Embark Studios and Nexon's stake in the outfit was announced as part of the company's financial results with Söderlund being put forward to join Nexon's board as a result. Nexon owns 33 per cent of Embark and will serve as its publisher for an indiscriminate number of games.
Johan Andersson, the head of EA's relatively new Search for Extraordinary Experiences Division, is also joining Söderlund's new venture.
The press release announcing Embark, while trying to be exceptionally exciting, ends up feeling incredibly dry and littered with the sort of buzzwords that investors love. But speaking to The Verge, Söderlund says the overall mission of the studio is to use emerging technologies to make new sorts of games.

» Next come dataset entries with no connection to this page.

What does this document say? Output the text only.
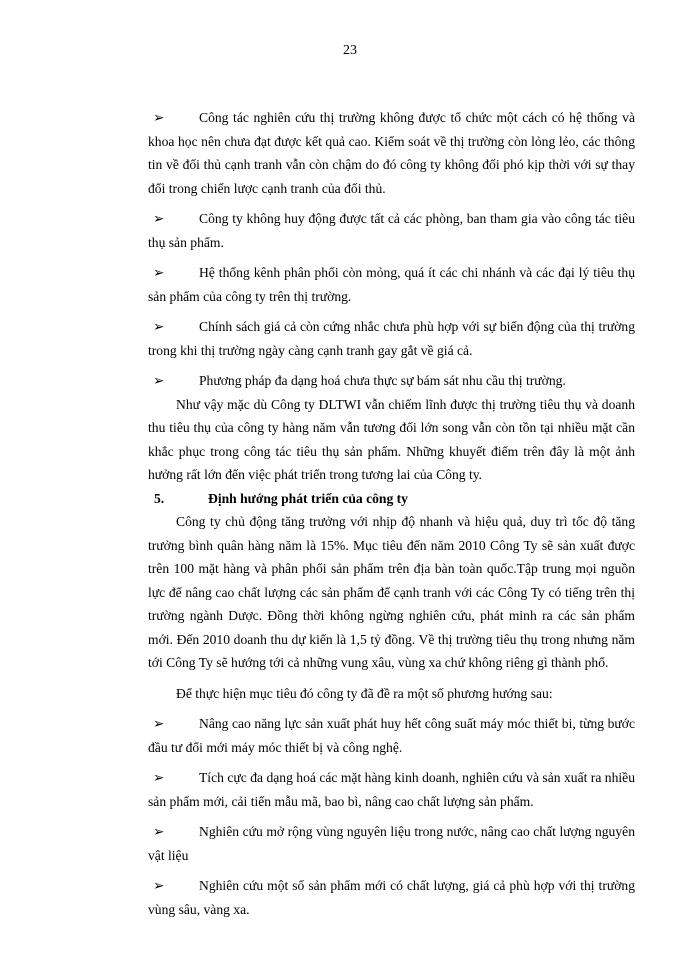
23

➢	Công tác nghiên cứu thị trường không được tổ chức một cách có hệ thống và khoa học nên chưa đạt được kết quả cao. Kiểm soát về thị trường còn lỏng lẻo, các thông tin về đối thủ cạnh tranh vẫn còn chậm do đó công ty không đối phó kịp thời với sự thay đổi trong chiến lược cạnh tranh của đối thủ.

➢	Công ty không huy động được tất cả các phòng, ban tham gia vào công tác tiêu thụ sản phẩm.

➢	Hệ thống kênh phân phối còn mỏng, quá ít các chi nhánh và các đại lý tiêu thụ sản phẩm của công ty trên thị trường.

➢	Chính sách giá cả còn cứng nhắc chưa phù hợp với sự biến động của thị trường trong khi thị trường ngày càng cạnh tranh gay gắt về giá cả.

➢	Phương pháp đa dạng hoá chưa thực sự bám sát nhu cầu thị trường.

Như vậy mặc dù Công ty DLTWI vẫn chiếm lĩnh được thị trường tiêu thụ và doanh thu tiêu thụ của công ty hàng năm vẫn tương đối lớn song vẫn còn tồn tại nhiều mặt cần khắc phục trong công tác tiêu thụ sản phẩm. Những khuyết điểm trên đây là một ảnh hưởng rất lớn đến việc phát triển trong tương lai của Công ty.

5.	Định hướng phát triển của công ty

Công ty chủ động tăng trưởng với nhịp độ nhanh và hiệu quả, duy trì tốc độ tăng trưởng bình quân hàng năm là 15%. Mục tiêu đến năm 2010 Công Ty sẽ sản xuất được trên 100 mặt hàng và phân phối sản phẩm trên địa bàn toàn quốc.Tập trung mọi nguồn lực để nâng cao chất lượng các sản phẩm để cạnh tranh với các Công Ty có tiếng trên thị trường ngành Dược. Đồng thời không ngừng nghiên cứu, phát minh ra các sản phẩm mới. Đến 2010 doanh thu dự kiến là 1,5 tỷ đồng. Về thị trường tiêu thụ trong nhưng năm tới Công Ty sẽ hướng tới cả những vung xâu, vùng xa chứ không riêng gì thành phố.

Để thực hiện mục tiêu đó công ty đã đề ra một số phương hướng sau:

➢	Nâng cao năng lực sản xuất phát huy hết công suất máy móc thiết bi, từng bước đầu tư đổi mới máy móc thiết bị và công nghệ.

➢	Tích cực đa dạng hoá các mặt hàng kinh doanh, nghiên cứu và sản xuất ra nhiều sản phẩm mới, cải tiến mẫu mã, bao bì, nâng cao chất lượng sản phẩm.

➢	Nghiên cứu mở rộng vùng nguyên liệu trong nước, nâng cao chất lượng nguyên vật liệu

➢	Nghiên cứu một số sản phẩm mới có chất lượng, giá cả phù hợp với thị trường vùng sâu, vàng xa.
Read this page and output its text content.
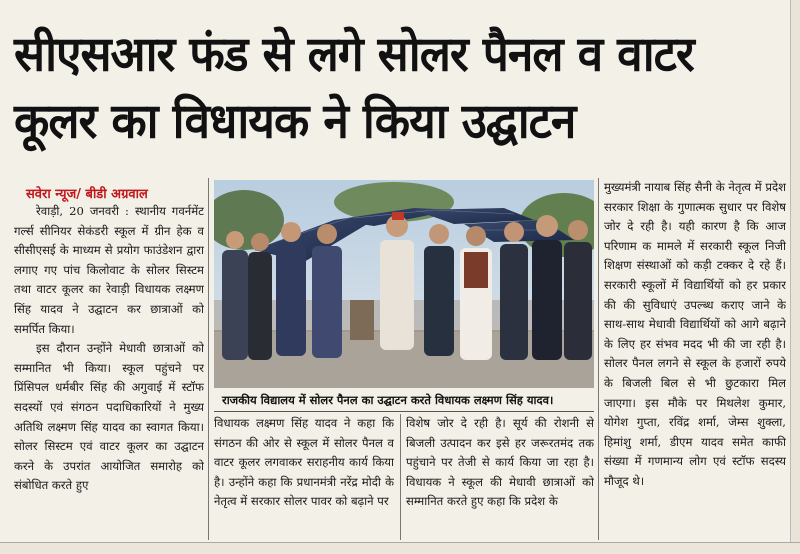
सीएसआर फंड से लगे सोलर पैनल व वाटर
कूलर का विधायक ने किया उद्घाटन
सवेरा न्यूज/ बीडी अग्रवाल

रेवाड़ी, 20 जनवरी : स्थानीय गवर्नमेंट गर्ल्स सीनियर सेकंडरी स्कूल में ग्रीन हेक व सीसीएसई के माध्यम से प्रयोग फाउंडेशन द्वारा लगाए गए पांच किलोवाट के सोलर सिस्टम तथा वाटर कूलर का रेवाड़ी विधायक लक्ष्मण सिंह यादव ने उद्घाटन कर छात्राओं को समर्पित किया।

इस दौरान उन्होंने मेधावी छात्राओं को सम्मानित भी किया। स्कूल पहुंचने पर प्रिंसिपल धर्मबीर सिंह की अगुवाई में स्टॉफ सदस्यों एवं संगठन पदाधिकारियों ने मुख्य अतिथि लक्ष्मण सिंह यादव का स्वागत किया। सोलर सिस्टम एवं वाटर कूलर का उद्घाटन करने के उपरांत आयोजित समारोह को संबोधित करते हुए

राजकीय विद्यालय में सोलर पैनल का उद्घाटन करते विधायक लक्ष्मण सिंह यादव।

विधायक लक्ष्मण सिंह यादव ने कहा कि संगठन की ओर से स्कूल में सोलर पैनल व वाटर कूलर लगवाकर सराहनीय कार्य किया है। उन्होंने कहा कि प्रधानमंत्री नरेंद्र मोदी के नेतृत्व में सरकार सोलर पावर को बढ़ाने पर

विशेष जोर दे रही है। सूर्य की रोशनी से बिजली उत्पादन कर इसे हर जरूरतमंद तक पहुंचाने पर तेजी से कार्य किया जा रहा है। विधायक ने स्कूल की मेधावी छात्राओं को सम्मानित करते हुए कहा कि प्रदेश के

मुख्यमंत्री नायाब सिंह सैनी के नेतृत्व में प्रदेश सरकार शिक्षा के गुणात्मक सुधार पर विशेष जोर दे रही है। यही कारण है कि आज परिणाम क मामले में सरकारी स्कूल निजी शिक्षण संस्थाओं को कड़ी टक्कर दे रहे हैं। सरकारी स्कूलों में विद्यार्थियों को हर प्रकार की की सुविधाएं उपल्ब्ध कराए जाने के साथ-साथ मेधावी विद्यार्थियों को आगे बढ़ाने के लिए हर संभव मदद भी की जा रही है। सोलर पैनल लगने से स्कूल के हजारों रुपये के बिजली बिल से भी छुटकारा मिल जाएगा। इस मौके पर मिथलेश कुमार, योगेश गुप्ता, रविंद्र शर्मा, जेम्स शुक्ला, हिमांशु शर्मा, डीएम यादव समेत काफी संख्या में गणमान्य लोग एवं स्टॉफ सदस्य मौजूद थे।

“It all stems from a belief that our industry, and the future of interactive entertainment, is going to look different than what we have today,” he said.
“Although there is a ton of great games coming into the market every year, I kind of feel like to some extent we get more of the same. I think that we’re on the cusp of some changes. I think that all of these [technologies] combined will allow for very different experiences to evolve over time, that we haven’t seen.”
EA announced Söderlund's departure in August of this year. The then-head of Worldwide Studios had worked at the firm for some 20 years having started out at Battlefield maker DICE.
No doubt Nexon is hoping that things go slightly better with Embark than the last Western games industry veteran that it decided to back in Cliff Bleszinski and his now-defunct firm Boss Key Productions. Nexon blamed that studio's debut LawBreakers, which it had the publishing rights to, for a $32.6m loss.
For that deal, Nexon took a "minority stake" in the firm and only had the rights to publish its first game. The terms of its deal with Söderlund seem to have a much longer strategy in mind. Whether this is something of a response to LawBreakers and Boss Key is obviously unknown.
Elsewhere in Nexon's financials, the firm says that its Q3 2018 results were driven by Dungeon and Fighter in China and MapleStory in Korea. MapleStory 2 - which hit one million users shortly after launch - is absent from the results due to it launching after September 30th, the endpoint for this quarter.
“We had another great quarter, demonstrating the long-term strength of our core franchises,” said Nexon bossman Owen Mahoney.
“At the same time, we see a future of new interactive entertainment experiences enabled by technologies like AI, cloud computing and more, and we believe Nexon should lead this next generation of entertainment. That is why, based on a deeply aligned vision for the future of online games and simulated worlds, we are investing in some of the most talented people of the industry at Embark Studios.”